[Foreigner - Waiting for a Girl like You]
I’m stressed out. Yes, I didn’t believe I could ever say those words, but I really am. Is all of life this way? People build up expectations of what you are, what you ought to be, and you’re stuck trying to live up to them. What about what you want?
I’m applying for scholarships, writing out PhD thesis proposals, thinking about all the money I need to gain yet another academic degree and I’m losing sight of why I’m doing it all.
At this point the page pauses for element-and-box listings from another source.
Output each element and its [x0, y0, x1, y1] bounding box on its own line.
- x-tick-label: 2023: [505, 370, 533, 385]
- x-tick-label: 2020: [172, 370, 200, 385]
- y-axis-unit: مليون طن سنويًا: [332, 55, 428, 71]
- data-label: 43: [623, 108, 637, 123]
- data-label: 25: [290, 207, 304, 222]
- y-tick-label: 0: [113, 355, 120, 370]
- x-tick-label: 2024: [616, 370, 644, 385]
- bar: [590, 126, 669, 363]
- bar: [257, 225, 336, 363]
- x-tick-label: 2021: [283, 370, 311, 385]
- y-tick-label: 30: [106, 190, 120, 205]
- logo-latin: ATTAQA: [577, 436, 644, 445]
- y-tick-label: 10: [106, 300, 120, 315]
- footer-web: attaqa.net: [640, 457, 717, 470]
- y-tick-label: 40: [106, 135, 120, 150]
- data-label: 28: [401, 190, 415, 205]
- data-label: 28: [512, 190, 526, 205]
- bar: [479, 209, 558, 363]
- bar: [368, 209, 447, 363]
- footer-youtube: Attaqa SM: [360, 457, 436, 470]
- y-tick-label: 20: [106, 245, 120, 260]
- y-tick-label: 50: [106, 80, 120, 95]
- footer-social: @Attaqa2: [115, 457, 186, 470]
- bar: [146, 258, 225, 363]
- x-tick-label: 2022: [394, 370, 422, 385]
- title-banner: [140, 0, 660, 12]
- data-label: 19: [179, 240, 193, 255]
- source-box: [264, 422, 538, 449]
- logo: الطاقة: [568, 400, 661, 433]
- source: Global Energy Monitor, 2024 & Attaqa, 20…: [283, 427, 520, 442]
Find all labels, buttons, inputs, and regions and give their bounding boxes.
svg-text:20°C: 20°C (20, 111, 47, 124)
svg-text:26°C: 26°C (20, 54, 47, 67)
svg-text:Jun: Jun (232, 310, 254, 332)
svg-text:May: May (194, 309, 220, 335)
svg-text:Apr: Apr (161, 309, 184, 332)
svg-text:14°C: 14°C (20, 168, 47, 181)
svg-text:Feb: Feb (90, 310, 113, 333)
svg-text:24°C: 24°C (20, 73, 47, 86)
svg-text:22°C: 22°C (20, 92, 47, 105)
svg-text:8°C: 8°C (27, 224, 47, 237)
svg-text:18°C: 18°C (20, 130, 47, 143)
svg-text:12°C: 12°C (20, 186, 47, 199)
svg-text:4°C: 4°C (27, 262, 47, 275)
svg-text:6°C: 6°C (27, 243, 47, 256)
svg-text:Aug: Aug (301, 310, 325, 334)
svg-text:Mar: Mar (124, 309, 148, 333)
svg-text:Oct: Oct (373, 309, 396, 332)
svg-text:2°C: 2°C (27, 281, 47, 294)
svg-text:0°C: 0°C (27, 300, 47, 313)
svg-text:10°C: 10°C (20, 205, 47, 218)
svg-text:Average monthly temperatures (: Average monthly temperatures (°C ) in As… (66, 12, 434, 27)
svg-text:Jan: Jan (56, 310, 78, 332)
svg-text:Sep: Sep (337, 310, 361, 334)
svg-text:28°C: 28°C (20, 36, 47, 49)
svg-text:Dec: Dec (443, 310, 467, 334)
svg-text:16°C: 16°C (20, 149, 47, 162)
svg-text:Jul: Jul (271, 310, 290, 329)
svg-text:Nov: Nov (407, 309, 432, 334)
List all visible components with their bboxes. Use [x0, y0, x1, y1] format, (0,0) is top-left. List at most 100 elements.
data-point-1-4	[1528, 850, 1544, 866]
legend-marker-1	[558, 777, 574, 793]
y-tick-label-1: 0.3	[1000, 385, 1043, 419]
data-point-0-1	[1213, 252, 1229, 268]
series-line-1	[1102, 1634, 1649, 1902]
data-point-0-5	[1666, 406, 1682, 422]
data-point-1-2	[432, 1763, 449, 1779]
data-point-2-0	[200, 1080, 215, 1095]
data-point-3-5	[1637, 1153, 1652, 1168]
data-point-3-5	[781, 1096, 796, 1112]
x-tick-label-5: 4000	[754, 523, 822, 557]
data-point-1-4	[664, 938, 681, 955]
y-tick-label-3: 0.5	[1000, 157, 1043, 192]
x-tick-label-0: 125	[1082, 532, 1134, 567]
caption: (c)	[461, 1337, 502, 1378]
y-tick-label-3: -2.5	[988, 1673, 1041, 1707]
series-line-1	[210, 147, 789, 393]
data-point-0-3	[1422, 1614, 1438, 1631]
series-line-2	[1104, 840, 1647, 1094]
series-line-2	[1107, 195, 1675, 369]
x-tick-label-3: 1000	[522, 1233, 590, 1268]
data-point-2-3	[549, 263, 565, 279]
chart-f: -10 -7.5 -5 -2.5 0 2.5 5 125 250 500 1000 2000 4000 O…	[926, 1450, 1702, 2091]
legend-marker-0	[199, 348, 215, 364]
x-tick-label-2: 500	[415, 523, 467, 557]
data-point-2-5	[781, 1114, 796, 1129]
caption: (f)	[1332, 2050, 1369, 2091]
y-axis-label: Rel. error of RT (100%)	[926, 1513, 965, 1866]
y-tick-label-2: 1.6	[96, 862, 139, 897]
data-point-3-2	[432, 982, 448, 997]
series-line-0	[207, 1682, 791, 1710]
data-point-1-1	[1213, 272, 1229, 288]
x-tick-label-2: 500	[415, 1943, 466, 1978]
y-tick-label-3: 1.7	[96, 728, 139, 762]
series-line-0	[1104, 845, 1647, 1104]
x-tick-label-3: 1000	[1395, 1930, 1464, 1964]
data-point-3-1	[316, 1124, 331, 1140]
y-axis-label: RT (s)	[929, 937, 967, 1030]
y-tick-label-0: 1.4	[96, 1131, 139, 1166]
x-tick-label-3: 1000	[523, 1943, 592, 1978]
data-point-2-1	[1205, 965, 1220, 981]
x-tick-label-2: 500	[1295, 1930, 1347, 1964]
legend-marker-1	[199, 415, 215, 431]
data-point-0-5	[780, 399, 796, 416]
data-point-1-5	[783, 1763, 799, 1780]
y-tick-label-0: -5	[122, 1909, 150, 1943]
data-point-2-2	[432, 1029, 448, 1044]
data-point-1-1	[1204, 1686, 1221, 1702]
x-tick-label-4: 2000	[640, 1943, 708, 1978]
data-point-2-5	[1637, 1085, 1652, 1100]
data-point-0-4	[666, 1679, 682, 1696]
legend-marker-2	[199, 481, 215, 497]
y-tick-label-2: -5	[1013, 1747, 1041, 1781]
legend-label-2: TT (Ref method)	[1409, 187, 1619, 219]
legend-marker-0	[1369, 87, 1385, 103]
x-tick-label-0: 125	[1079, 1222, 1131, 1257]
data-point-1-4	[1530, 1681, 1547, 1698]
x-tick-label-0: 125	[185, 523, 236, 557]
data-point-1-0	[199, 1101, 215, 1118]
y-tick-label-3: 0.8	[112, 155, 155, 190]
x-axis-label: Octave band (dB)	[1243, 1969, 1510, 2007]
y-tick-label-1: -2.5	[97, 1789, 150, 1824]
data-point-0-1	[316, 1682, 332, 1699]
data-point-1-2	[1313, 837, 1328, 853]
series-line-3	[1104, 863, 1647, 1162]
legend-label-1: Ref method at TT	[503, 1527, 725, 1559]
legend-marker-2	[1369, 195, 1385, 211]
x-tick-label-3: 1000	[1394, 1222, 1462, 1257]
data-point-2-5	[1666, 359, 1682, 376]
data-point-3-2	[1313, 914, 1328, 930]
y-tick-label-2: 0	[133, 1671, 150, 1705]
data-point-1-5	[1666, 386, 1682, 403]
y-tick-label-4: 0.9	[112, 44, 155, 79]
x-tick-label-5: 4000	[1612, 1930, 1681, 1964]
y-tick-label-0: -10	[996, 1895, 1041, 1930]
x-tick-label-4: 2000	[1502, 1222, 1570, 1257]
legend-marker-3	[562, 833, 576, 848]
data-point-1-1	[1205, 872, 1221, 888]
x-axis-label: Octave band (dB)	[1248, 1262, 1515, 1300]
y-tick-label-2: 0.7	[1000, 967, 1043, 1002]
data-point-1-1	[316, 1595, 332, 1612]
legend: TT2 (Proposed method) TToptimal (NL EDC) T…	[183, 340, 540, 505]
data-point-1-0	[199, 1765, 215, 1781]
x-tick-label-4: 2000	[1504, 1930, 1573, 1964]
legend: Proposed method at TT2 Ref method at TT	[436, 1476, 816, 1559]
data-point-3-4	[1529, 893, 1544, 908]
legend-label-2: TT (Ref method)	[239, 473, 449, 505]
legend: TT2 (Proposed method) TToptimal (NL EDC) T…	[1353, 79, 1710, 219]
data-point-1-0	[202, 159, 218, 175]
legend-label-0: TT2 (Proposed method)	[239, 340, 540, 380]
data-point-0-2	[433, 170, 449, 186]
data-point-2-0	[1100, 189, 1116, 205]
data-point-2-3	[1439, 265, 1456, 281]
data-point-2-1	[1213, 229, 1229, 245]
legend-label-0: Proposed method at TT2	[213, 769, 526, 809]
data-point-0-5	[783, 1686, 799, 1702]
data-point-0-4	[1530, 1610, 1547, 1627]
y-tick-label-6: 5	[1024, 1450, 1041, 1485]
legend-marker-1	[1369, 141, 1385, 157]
Is it what I want? I don’t know.
How do you determine what you really want to do?
And what if what you really want to do is to be by yourself, on a houseboat, lying crumpled in a hammock in the shade of an awning, gently swaying in a balmy summer breeze and losing yourself in the words of somebody else?
That’s what I want to be. But that’s not a legitimate dream to have in this world.
The words ‘potential’, ‘drive’, ‘ambition’, ‘rank’, ‘status’ and a million other equivalents define us. We’re doomed to carry the expectations of previous generations on our backs, simply by virtue of enjoying more ‘freedom’ than they did. Are we free? Are we ever able to choose lives we want to live? Perhaps. But every choice brings with it a lengthy list of rules, conditions, goals, needs. I can’t deal with it. I simply can’t.